6. Advocacy for education
The CCBA is leading key education advocacy efforts, like the historic Texas House Bill 3, an $ 11.5 billion law that reforms school funding and cuts property taxes. We need to ensure that HB3 remains fully funded and continues to move forward. Collin County employers prefer to attract a local workforce and we need a reliable, high-quality education system to provide the right candidates. HB3 lays the foundation for a solid future talent pool.
Quality transportation infrastructure underpins the basic functioning of any community and its economy, and it is a vital resource as our county grows. The CCBA believes it is important to ensure that existing roads in Collin County are maintained, that new roads are built to high standards, and that the efficiency and community needs are always considered high priorities.

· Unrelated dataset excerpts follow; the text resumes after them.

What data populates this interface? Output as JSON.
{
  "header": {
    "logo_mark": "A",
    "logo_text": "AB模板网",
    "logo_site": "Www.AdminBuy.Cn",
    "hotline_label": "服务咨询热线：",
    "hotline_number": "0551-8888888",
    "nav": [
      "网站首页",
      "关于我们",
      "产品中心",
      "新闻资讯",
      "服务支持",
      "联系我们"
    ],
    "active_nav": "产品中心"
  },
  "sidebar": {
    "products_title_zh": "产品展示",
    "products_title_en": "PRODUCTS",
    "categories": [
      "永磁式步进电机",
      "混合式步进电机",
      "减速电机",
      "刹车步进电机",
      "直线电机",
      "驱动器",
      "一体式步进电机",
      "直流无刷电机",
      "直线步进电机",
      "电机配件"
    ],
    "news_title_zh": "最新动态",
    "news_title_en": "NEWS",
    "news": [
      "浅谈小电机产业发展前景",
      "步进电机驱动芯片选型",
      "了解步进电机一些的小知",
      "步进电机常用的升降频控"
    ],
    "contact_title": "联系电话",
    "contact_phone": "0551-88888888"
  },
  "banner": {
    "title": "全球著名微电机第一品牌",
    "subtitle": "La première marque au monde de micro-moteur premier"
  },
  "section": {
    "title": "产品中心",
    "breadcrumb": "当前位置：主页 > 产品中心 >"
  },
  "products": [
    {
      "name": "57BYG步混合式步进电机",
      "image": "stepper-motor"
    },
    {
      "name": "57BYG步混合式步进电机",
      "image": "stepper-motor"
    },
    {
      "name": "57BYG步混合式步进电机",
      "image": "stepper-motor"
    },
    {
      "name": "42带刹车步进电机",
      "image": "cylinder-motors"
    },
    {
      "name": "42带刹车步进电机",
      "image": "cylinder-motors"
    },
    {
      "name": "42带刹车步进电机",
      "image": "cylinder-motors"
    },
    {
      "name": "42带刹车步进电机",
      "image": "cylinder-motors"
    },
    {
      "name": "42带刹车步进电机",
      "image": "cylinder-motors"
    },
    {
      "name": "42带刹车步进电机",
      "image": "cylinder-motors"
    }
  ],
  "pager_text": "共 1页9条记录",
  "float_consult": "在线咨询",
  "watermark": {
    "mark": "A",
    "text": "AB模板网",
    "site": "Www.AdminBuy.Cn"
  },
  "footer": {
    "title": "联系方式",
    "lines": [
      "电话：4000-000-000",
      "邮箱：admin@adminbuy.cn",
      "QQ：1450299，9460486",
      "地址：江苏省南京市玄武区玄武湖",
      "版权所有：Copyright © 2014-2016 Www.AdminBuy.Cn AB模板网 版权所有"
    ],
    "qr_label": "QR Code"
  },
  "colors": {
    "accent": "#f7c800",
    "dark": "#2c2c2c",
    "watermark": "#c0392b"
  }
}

Texas will receive roughly $ 35 billion over five years from the long-awaited National Infrastructure Bill that has just been enacted. Dollars will be set aside for a variety of new projects and maintenance, from expanding freeways and broadband access to modernizing public transportation across the state. Michael Morris, director of transportation for the North Central Texas Council of Governments, spoke at the recent CCBA infrastructure roundtable, saying the infrastructure bill will be a game-changer for the region . He said the US 380 in Collin County could be near the top of the list of projects ready to benefit from the bill.
8. Create a diverse and engaged board of directors
We have always had active board members, and their enthusiasm for making a difference amazes me. Our board of directors grew to 22 members in early 2021. It was essential that we bring the diversity we want for Collin County into our own boardroom. This includes ethnic diversity, diversity of thought and diversity of profession. Members of our Board of Directors represent large companies from a variety of industries, including technology and healthcare. We must celebrate our similarities and cherish our differences to cultivate the richness and creativity that lead to success.
9. Recognize the biggest names in our region
CCBA cannot do what it does without our dynamic local leaders. Each year, we announce a recipient of the Leadership Award, whose tireless work keeps Collin County alive. This year’s winner was Project Unity founder Richie Butler, who was instrumental in the CCBA’s social justice plan. He helped bring community leaders together to discuss the prevalence of racism and the necessary actions we could take to address it.
Past Leadership Award winners include Trisha Cunningham, President and CEO of North Texas Food Bank; Craig Hall, founder of the HALL group; Charlotte Jones Anderson, Dallas Cowboys brand chief; Neil Matkin, president of Collin College; the late Sam Johnson, decorated war hero and member of Congress; Donnie Nelson, former general manager of the Dallas Mavericks; Ed Hefferman, President and CEO of Alliance Data; Cary Israel, former president of Collin College; and Florence Shapiro, former senator from Texas.
10. Bring the CCBA to the national stage
CCBA just held its 10th anniversary luncheon. Thanks to this year’s keynote speaker, Indra Nooyi, former President and CEO of PepsiCo. Condoleezza Rice, Anderson Cooper, and the late Colin Powell have also spoken at past lunches, and their advice and wisdom is always with us.
Collin County is a vibrant community filled with amazing people taking initiative. The CCBA will continue to use its collective voice to draw attention to critical county-wide issues. Dynamic businesses and vibrant communities go hand in hand, and businesses have an obligation to be more than a guest in the community – we need to be strong anchors.
Sanjiv Yajnik is a founding member of the CCBA and is its chairman of the board. He is also President of Financial Services at Capital One.